# Needing some guidance..



## ChristineT (Aug 30, 2018)

Not sure what to do ... 

I have been married to my husband for almost 13 years; and for the past 4+ months I’ve been in a SEXLESS Marriage!! In my head telling myself I’m crazy because who fights over not having sex? Is this something to really be worried about?

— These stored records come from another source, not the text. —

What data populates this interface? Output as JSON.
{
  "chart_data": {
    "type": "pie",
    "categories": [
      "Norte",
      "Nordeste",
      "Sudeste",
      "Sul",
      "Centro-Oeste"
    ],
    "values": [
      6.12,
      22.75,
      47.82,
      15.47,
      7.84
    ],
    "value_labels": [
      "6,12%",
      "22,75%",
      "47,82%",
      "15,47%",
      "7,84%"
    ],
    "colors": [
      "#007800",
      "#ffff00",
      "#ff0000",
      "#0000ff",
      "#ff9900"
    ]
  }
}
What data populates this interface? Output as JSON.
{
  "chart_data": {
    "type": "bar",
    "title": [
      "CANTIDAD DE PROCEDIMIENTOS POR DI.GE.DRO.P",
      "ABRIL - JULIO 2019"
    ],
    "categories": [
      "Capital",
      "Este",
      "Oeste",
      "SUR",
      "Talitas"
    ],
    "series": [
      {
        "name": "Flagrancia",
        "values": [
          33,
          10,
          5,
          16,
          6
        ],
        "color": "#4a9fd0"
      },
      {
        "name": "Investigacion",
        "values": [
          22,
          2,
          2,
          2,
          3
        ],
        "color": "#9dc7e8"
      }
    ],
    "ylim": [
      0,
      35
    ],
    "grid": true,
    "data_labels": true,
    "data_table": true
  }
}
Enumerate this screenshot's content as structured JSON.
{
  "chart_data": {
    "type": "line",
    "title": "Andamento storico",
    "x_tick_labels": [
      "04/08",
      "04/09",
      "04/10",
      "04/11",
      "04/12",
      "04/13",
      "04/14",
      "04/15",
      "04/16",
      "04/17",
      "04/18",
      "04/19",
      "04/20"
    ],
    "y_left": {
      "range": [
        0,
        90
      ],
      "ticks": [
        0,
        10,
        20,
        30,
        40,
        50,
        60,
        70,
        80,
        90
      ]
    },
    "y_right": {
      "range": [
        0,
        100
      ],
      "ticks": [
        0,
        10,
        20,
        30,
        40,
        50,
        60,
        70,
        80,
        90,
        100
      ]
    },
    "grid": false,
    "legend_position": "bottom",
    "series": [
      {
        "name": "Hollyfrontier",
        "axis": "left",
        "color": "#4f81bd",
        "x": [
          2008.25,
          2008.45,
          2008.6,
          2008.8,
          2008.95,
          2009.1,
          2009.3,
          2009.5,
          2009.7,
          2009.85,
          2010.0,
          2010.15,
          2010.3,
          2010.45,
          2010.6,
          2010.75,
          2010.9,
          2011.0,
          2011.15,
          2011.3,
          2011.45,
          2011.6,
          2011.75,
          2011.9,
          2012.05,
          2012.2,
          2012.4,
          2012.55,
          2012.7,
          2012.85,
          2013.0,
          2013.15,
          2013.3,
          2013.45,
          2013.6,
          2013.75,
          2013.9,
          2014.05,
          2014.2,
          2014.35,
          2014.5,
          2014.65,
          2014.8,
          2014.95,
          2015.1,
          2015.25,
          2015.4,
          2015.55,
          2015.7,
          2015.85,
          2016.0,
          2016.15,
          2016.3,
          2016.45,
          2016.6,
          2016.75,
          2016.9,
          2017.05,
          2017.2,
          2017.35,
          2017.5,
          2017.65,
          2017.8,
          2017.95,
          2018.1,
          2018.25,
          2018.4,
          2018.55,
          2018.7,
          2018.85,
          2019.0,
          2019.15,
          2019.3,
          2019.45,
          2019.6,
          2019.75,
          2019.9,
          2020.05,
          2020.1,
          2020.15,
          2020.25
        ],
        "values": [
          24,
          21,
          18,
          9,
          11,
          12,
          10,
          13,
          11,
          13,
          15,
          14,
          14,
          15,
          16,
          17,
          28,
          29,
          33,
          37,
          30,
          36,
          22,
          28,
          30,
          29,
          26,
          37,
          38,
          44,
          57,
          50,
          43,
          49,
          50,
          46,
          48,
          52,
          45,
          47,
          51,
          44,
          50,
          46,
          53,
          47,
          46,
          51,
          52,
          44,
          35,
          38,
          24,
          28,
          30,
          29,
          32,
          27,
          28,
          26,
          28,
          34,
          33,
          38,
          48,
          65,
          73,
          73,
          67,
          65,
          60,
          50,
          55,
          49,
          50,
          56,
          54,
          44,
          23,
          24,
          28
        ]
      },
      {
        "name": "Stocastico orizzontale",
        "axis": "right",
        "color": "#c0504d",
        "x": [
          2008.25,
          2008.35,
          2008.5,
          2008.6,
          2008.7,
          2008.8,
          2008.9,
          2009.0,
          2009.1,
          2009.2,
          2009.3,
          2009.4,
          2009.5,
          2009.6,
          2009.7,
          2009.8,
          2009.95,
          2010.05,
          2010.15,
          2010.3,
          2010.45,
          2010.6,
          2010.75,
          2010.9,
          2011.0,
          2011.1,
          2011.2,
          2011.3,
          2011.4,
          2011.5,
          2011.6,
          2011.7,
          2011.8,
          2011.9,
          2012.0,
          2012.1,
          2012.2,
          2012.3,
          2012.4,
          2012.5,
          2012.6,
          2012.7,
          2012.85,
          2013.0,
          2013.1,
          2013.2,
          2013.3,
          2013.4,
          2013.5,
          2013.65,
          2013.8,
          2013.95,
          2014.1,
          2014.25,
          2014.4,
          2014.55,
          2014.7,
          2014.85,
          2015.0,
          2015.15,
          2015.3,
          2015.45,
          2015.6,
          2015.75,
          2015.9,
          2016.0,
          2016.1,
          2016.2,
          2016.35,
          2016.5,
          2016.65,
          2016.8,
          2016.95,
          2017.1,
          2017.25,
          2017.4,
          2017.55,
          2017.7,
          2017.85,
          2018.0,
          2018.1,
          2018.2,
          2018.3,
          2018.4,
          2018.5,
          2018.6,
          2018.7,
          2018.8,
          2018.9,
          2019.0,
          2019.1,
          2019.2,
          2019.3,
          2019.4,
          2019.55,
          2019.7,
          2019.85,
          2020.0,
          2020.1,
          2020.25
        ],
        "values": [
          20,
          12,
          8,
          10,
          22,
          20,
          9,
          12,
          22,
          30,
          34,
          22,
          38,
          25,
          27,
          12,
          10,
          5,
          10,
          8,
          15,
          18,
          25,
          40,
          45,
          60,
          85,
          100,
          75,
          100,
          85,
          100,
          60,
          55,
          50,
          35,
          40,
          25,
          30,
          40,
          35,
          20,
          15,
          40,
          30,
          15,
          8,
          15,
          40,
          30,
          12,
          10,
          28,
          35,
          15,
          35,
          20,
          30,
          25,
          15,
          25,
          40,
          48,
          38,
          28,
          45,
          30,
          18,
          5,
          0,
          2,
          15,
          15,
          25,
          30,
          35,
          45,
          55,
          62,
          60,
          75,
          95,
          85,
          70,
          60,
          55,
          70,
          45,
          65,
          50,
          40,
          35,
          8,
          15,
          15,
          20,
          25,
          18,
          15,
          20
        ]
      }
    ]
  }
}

Now let me explain our relationship.. 

The first couple of years of our marriage we experienced with the whole “Swingers Lifestyle” - I am a bisexual female (which I told him from the beginning of our relationship) but then I find out he is “bi-curious” - but oral only.. Ok, no big deal I can handle that.. 

The whole swinging thing is amazing! We have lots of fun and I even felt so much closer to my husband! We were open about everything - we were each other’s ride or die basically! 

Fast forward a bit - Present day, he has had 10 hernia repair surgeries due to complications from the mesh they used.. Also, I (Wife) feel like I’m in my “prime“ and I want to have sex ALL THE TIME!! I can’t help this, I can’t stop it - it’s just my sex drive is insane! (I had a partial hysterectomy at 22 - so present day it’s been 11 years with NO period and can’t get pregnant) 

Now, remember the past 4+ months there has been NO Sex, NO intimacy, NO nothing - he would much rather watch gay porn and masterbate in the shower than to have sex with his wife! Finally, I feel like I need to ask him - Are you gay? Well his response is below: 











After breaking down - I re-read this and honestly feel like this is a bull**** excuse and he isn’t really telling me the truth.. 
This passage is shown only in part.